JD.com has already tallied more than 180 billion yuan in transactions during its "6.18" anniversary sale this year. (Photo by Shin Watanabe)

Smaller competitors are catching up quickly as well. Pinduoduo, which has catapulted to the No. 3 spot through rock-bottom prices, introduced the iPhone XS on its platform for 1,000 yuan less than JD.com during the latter's annual sale. Pinduoduo is carving out market share by offering eye-catching deals, even at a loss.

China's e-commerce sales jumped roughly 50% in 2013. Growth has since slowed to about 20% for the first five months of this year, according to the National Statistics Bureau.

JD.com's earnings have never stood out, given the company's emphasis on bolstering the logistics network and other capital investments. Still, its net loss shrank to 150 million yuan in 2017 from 12.9 billion yuan in 2014.

But losses grew again last year to 2.4 billion yuan as the leadership team grapples with scandal. Competitors are sweeping in to take advantage of the company's moment of weakness.

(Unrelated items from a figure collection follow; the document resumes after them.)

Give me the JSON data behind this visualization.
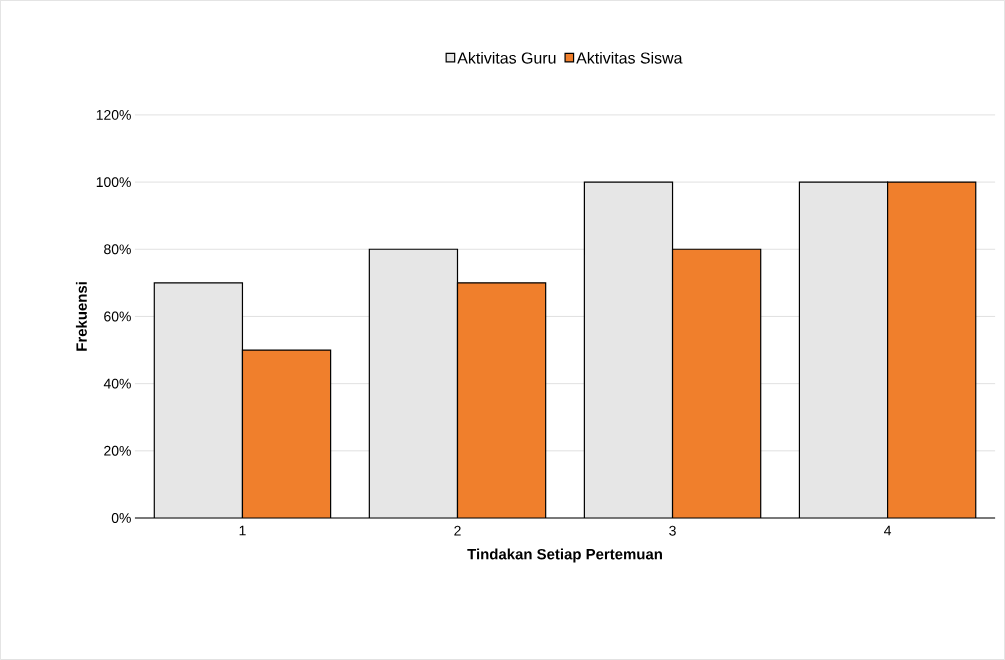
{
  "chart_data": {
    "type": "bar",
    "xlabel": "Tindakan Setiap Pertemuan",
    "ylabel": "Frekuensi",
    "categories": [
      "1",
      "2",
      "3",
      "4"
    ],
    "series": [
      {
        "name": "Aktivitas Guru",
        "color": "#e6e6e6",
        "values": [
          70,
          80,
          100,
          100
        ]
      },
      {
        "name": "Aktivitas Siswa",
        "color": "#f07f2c",
        "values": [
          50,
          70,
          80,
          100
        ]
      }
    ],
    "ylim": [
      0,
      120
    ],
    "yticks": [
      {
        "value": 0,
        "label": "0%"
      },
      {
        "value": 20,
        "label": "20%"
      },
      {
        "value": 40,
        "label": "40%"
      },
      {
        "value": 60,
        "label": "60%"
      },
      {
        "value": 80,
        "label": "80%"
      },
      {
        "value": 100,
        "label": "100%"
      },
      {
        "value": 120,
        "label": "120%"
      }
    ],
    "grid": "y",
    "legend": "top"
  }
}
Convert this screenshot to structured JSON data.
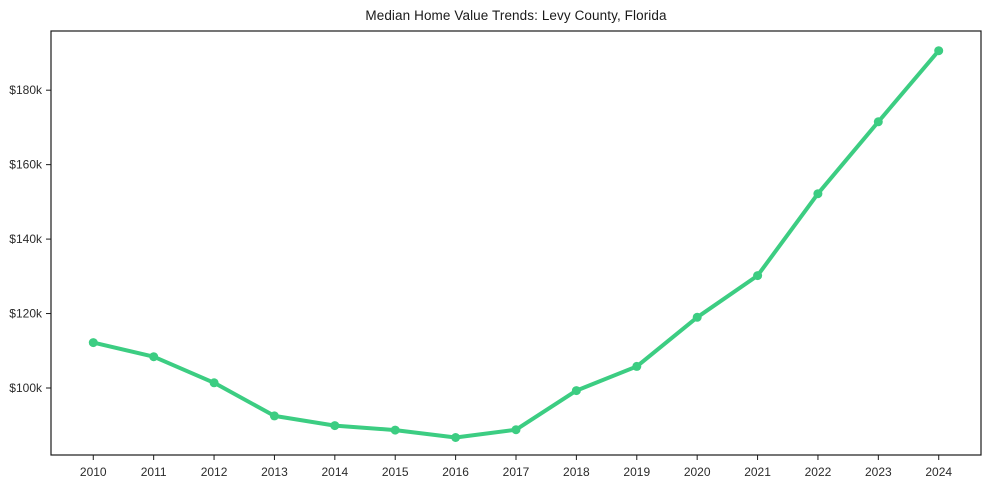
{
  "chart_data": {
    "type": "line",
    "title": "Median Home Value Trends: Levy County, Florida",
    "xlabel": "",
    "ylabel": "",
    "x": [
      2010,
      2011,
      2012,
      2013,
      2014,
      2015,
      2016,
      2017,
      2018,
      2019,
      2020,
      2021,
      2022,
      2023,
      2024
    ],
    "series": [
      {
        "name": "Median Home Value",
        "values": [
          112200,
          108400,
          101400,
          92500,
          89900,
          88700,
          86700,
          88800,
          99300,
          105800,
          119000,
          130200,
          152200,
          171500,
          190600
        ]
      }
    ],
    "x_tick_labels": [
      "2010",
      "2011",
      "2012",
      "2013",
      "2014",
      "2015",
      "2016",
      "2017",
      "2018",
      "2019",
      "2020",
      "2021",
      "2022",
      "2023",
      "2024"
    ],
    "y_ticks": [
      {
        "value": 100000,
        "label": "$100k"
      },
      {
        "value": 120000,
        "label": "$120k"
      },
      {
        "value": 140000,
        "label": "$140k"
      },
      {
        "value": 160000,
        "label": "$160k"
      },
      {
        "value": 180000,
        "label": "$180k"
      }
    ],
    "xlim": [
      2009.3,
      2024.7
    ],
    "ylim": [
      82000,
      195900
    ],
    "grid": false,
    "legend": "none",
    "colors": {
      "line": "#3ccd82",
      "marker": "#3ccd82",
      "spine": "#1a1a1a",
      "tick_label": "#2b2b2b",
      "background": "#ffffff"
    },
    "line_width": 4,
    "marker_radius": 4.5
  }
}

In August, JD.com founder and CEO Richard Liu Qiandong was arrested in the U.S. on suspicion of rape. Though never charged, he has since eased his iron grip on the company and delegated more authority.

"Now, no one can make key strategic decisions," said one employee.

But Liu still criticizes other executives harshly at work, leading some to jump ship, a company source said. Lan Ye, who helped drive the group's rapid growth as vice president, resigned in May. Chief Technology Officer Zhang Chen and General Counsel Lu Yong are stepping down in June.

Zhang, who formerly worked for Yahoo, led JD.com's push into unmanned logistics operations. He was also the point person for its capital partnership with Google, which began in 2018.

JD.com cited family matters for all three resignations. But the trend appears to be spreading to midlevel managers as well.

"Talented workers are starting to quit because they are worried about the outlook for the company," an employee said. Turmoil on the ground is further dissuading leadership from launching bold initiatives for growth.

JD.com is exploring a partnership with Tencent Holdings, its leading shareholder and Alibaba's rival. It actively promoted its anniversary sale this year through Tencent's smartphone games and social media platforms in an attempt to hit back at Alibaba.

However, Tencent "respects the independence of the companies we invest in," a company representative said, indicating that it has no plans at this point to deepen its relationship with the e-retailer.

Until a few years ago, JD.com was considered a serious contender to wrest away Alibaba's throne in China. But its momentum has long since evaporated. It remains to be seen whether the company can emerge from its slump and once again take the market by storm.